C4 is Lil Wayne’s first post-incarceration album, and theoretically his first post-narcotic album: terms of his probation in an Arizona drug possession case (unrelated to the New York gun charge that got Weezy his extended stay on Rikers Island) include a three-year ban on drugs and alcohol. That should mean no lean, no blunts, no “big tall glass of Some Shit You Can’t Pronounce-ier,” as Wayne rapped on his 2010 stopgap album I Am Not A Human Being; unfortunately, it may also mean a thoroughly uninteresting Wayne, if C4 is any indication.

Maybe Andy is right, and without his blunts and purple drank, Lil Wayne is nothing more than a mediocre rhyme-slinger stuck in “two phrases per bar” messages of misogyny like equally uninteresting Rick Ross. I’ll agree that Rick Ross makes my blood curdle, and should never be gifted with the title Master of Ceremony, but Rick Ross never released anything even half as dope as the majority of Weezy’s early discography.

And how about that early set of recordings when he was still the little tyke at Cash Money Records? Was Lights Out or 500 Degreez as poetic or incendiary as Tha Carter albums? Because Weezy was lighting spliffs and dranking purple then too.
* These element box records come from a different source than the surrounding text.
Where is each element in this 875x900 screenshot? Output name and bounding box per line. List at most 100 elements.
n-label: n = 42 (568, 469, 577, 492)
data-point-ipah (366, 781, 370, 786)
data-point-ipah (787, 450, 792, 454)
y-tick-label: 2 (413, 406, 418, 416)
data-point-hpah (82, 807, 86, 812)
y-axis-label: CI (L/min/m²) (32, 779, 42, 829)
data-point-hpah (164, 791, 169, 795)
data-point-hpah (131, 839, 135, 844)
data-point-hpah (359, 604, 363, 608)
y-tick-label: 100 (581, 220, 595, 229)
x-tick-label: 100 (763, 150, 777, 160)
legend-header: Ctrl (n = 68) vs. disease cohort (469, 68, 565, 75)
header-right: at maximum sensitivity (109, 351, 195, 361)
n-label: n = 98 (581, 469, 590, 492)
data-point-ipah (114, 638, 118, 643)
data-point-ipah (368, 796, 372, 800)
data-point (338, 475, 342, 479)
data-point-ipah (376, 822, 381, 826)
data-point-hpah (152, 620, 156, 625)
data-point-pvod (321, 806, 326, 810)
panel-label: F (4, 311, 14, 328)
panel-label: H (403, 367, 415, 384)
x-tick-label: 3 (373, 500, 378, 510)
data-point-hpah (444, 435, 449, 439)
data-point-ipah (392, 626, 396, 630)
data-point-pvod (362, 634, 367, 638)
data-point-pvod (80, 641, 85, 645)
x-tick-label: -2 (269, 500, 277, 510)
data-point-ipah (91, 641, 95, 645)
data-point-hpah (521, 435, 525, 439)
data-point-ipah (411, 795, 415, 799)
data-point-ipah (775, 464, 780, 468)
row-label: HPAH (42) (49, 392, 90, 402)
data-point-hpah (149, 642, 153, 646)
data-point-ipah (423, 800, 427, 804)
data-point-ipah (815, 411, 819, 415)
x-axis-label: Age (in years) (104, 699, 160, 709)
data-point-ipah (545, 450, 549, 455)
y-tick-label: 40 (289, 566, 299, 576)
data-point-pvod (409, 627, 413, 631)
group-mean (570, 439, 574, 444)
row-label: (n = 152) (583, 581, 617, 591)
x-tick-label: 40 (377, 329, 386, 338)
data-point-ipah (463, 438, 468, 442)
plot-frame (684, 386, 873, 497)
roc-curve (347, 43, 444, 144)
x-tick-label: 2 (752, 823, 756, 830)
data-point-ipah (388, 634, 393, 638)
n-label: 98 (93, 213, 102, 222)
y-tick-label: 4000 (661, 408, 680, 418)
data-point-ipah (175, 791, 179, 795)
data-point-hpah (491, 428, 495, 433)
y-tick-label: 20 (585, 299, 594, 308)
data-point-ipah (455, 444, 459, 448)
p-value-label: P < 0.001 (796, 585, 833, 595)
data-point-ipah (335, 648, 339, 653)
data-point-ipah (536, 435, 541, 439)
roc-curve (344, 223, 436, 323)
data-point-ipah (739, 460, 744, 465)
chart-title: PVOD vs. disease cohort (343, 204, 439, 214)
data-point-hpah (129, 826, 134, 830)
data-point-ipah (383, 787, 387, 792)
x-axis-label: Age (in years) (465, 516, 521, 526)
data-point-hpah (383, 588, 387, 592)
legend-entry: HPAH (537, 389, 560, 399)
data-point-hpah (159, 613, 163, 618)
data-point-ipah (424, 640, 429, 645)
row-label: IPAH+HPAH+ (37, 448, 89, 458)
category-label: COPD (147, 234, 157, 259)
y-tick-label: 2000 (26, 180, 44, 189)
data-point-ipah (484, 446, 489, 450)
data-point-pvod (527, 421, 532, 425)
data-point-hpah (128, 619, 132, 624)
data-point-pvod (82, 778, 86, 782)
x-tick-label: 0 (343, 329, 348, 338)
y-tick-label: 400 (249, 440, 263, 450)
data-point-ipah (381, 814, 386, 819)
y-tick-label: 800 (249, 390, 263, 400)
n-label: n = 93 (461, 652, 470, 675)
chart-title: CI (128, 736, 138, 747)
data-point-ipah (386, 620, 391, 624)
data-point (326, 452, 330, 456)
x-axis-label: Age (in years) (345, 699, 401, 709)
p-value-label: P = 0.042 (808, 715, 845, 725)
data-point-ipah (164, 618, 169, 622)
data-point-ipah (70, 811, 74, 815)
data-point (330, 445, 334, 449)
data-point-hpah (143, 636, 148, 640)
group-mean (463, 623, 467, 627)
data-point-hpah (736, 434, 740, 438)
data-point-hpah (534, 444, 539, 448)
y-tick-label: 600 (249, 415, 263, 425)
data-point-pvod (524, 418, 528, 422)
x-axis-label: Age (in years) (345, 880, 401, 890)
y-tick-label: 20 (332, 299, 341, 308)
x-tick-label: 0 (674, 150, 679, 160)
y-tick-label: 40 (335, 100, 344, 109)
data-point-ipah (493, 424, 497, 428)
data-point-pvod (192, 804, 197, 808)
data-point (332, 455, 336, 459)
I agree C4 isn’t as good as his earlier albums, but I don’t agree with Andy’s inference that a lack of the purple drank or haze is somehow the culprit. Lil’ Wayne spent a significant amount of time in prison. Riker’s Island is man’s prison. That’s not exactly the best environment for artistic nourishment. At Rikers, it’s about surviving, and making it to the next day. While there have certainly been instances where art has been created under the most trying of circumstances, Weezy isn’t used to writing rhymes in a cell block.

Aside from the incarceration, Lil’ Wayne is a rapper, and emcee’s at that level are a bit like tennis players. There’s only a short window where you can prove yourself, then you’re stuck with Father Time like all of us. Read any new album reviews from Eminem immortalized in the pages of Rolling Stone lately?

In hip-hop there’s often a coronation, “the best rapper alive,” and then a series of sometimes sophomoric albums that don’t live up to the hype. Hype has always come with hip hop, but some of the biggest names in the game have come out with dismal efforts shortly after 5-mic worthy recordings. Nas’ Illmatic is still his greatest achievement as an emcee, and he recorded it when he was 19. Same with Rimbaud, who stopped writing entirely at 20, and had everyone convinced he was dead. He just got older.

Before lambasting Wayne’s most recent effort as a substandard byproduct of sobriety, why not attribute it to the more likely culprit: time. The passage of time can soften even the hardest of syrup-laced artists. Some artists get better with time, but a lot of the prominent ones burn brightly near the sun, and fall like Icarus. Maybe if some artists listened to Daedalus’s advice we’d get them longer.

The vast majority of people, and the vast majority of artists aren’t reliant on drugs for inspiration. They create because that’s what they were born to do. They might have added some elements to change things up (Sgt. Pepper’s Lonely Heart’s Club Band comes to mind), but at the end of the day if you asked Weezy which he would give up first: Purple Drank and Herb, or writing rhymes outside a jail cell, he would always take the former. He’s an artist regardless of what a pee test might say.

Lil Wayne didn’t spend the last month of his prison sentence in solitary confinement for getting caught with some promethazine or an L. He got caught with an mp3 player.

Critics and reviewers can hypothesize about anything in the medium they’re reviewing, but when some 15 year-old kid that wants to rap, but can’t mimic a Dr. Seuss heroic couplet—let alone string together the verses in A Milli, reads a review of Wayne’s new album and see’s the onus for his drop-off placed with his new-found sobriety, what do you think he’s gonna do?

Hold on, I gotta get lifted before I finish this.